Senior leaders of Geisinger, Penn State Health, UPMC and WellSpan were meeting last week to discuss what to do together if worst-case scenarios hit the central Pennsylvania region. The health systems would collaborate to manage shortages and space. 

“They are dedicated to providing what’s necessary,” Skurcenski said. 

He couldn’t say what they are looking to do or where, but he said they are ready to meet the challenges of fighting this virus.

“Nothing is ruled out,” Skurcenski said.

Coronavirus could close hospitals

The deadly coronavirus is not just threatening patients and the medical workers who care for them. It’s also threatening hospitals across the state. 

Without an emergency response package from state or federal officials soon, some Pennsylvania hospitals could go under, Carter said Tuesday.

“It’s a legitimate, credible threat that some hospitals will close,” he said. “We would see closures. I can’t tell you how many.”

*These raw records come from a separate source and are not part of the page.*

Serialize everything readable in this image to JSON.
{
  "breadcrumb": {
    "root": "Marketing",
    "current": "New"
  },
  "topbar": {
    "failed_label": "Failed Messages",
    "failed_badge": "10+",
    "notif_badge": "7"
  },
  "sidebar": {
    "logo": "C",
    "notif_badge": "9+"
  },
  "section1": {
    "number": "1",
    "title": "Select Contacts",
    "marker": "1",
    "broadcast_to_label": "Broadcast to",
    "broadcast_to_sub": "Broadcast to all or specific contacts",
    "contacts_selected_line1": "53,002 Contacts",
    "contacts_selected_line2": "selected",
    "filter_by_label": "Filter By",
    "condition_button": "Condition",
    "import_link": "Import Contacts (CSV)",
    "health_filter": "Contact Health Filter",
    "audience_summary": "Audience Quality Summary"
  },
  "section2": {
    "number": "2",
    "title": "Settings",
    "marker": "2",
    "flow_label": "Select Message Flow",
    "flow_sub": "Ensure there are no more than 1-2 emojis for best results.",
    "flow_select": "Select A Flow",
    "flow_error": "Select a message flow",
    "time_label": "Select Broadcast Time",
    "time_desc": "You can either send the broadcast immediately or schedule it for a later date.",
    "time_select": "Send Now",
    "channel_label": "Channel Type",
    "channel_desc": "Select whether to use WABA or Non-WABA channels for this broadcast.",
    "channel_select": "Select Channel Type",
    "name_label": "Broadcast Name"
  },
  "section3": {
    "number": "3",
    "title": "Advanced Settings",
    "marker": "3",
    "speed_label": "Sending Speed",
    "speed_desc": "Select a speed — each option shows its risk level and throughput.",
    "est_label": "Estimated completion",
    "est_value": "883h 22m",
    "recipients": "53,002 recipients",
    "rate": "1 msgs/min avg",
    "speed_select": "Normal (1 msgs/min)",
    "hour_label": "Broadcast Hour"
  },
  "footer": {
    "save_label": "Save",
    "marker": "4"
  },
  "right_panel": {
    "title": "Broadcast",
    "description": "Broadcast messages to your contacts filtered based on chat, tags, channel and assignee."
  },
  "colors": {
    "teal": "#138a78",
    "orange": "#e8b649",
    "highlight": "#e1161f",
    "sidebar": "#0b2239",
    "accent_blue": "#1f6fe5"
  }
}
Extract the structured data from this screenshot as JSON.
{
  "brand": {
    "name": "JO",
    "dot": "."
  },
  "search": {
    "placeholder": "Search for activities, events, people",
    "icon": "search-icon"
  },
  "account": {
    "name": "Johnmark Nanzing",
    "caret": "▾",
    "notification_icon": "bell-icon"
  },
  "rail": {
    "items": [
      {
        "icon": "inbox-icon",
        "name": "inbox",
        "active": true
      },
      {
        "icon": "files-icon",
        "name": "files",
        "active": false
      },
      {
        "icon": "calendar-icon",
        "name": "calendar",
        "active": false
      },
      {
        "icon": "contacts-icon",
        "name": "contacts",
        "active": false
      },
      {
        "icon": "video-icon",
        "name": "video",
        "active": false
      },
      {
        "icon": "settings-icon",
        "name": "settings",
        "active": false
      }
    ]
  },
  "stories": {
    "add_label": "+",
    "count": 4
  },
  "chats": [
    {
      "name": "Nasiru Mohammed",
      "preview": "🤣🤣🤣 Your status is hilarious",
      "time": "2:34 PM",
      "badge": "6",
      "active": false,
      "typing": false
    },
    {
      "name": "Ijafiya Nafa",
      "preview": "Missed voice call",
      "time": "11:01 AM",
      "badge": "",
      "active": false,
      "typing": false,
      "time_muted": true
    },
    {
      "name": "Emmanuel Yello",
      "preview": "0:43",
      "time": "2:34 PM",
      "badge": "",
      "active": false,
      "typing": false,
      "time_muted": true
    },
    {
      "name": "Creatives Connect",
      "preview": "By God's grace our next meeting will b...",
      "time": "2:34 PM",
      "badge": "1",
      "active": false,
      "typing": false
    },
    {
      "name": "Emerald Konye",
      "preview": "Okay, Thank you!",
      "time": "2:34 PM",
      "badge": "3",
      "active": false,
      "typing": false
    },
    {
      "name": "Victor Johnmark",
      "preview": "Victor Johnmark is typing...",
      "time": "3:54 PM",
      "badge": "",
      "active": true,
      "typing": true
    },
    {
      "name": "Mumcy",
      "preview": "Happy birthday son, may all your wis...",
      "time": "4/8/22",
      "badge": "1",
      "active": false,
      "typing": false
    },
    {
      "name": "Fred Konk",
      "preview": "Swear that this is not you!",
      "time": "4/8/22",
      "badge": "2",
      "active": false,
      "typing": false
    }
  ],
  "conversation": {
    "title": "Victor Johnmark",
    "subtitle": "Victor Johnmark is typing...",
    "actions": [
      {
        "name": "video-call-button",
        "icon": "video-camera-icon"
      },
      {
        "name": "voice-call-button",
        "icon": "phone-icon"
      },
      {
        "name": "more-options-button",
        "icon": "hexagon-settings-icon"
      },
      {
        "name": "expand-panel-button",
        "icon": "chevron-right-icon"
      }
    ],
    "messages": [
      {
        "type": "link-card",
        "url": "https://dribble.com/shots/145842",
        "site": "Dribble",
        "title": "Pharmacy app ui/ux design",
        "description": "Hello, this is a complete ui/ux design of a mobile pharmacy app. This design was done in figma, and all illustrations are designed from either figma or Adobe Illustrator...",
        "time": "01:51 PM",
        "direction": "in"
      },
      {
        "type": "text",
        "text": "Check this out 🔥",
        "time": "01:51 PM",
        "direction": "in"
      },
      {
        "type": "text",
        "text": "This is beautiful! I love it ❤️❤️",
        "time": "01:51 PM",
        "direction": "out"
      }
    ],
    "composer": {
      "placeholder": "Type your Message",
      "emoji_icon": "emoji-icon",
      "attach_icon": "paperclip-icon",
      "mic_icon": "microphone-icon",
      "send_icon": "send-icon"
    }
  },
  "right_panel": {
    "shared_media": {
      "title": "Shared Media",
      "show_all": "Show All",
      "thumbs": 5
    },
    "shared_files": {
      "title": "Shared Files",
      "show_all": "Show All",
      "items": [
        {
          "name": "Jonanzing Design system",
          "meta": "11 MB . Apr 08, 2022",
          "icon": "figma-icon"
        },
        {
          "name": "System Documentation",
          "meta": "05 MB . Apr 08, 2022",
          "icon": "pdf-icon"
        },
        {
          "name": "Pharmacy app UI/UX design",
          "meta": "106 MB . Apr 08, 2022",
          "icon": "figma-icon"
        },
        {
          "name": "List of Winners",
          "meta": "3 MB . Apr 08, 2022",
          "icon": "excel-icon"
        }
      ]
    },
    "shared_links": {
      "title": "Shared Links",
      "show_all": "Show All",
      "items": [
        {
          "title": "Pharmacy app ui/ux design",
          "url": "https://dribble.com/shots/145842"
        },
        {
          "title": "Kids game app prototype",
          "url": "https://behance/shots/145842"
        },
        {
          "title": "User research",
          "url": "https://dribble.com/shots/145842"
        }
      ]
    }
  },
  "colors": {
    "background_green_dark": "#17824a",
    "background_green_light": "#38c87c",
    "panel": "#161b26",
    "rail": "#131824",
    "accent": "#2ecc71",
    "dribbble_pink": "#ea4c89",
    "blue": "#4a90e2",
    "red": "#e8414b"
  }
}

How did we get to this moment of no supplies and no money when some hospitals are logging billions in revenue every year and hundreds of millions in charitable giving? 

While hospitals have money and supplies today, the coronavirus could deplete all that, Carter said. The potential scope of the pandemic could put hospitals completely out of business.

“The closure of a hospital in the middle of this would be devastating,” he said.

Pennsylvania hospitals are facing significant challenges. A third of Hospital and Healthsystem Association of Pennsylvania members lose money in a given year. A fifth lose money up to three years in a row, Carter said. 

“These aren’t normal times,” he said. “We need the (emergency fund) to maintain stability and financial demands of all this overtime and emergency health care facilities.”

“Emergency planning did not prepare for this.”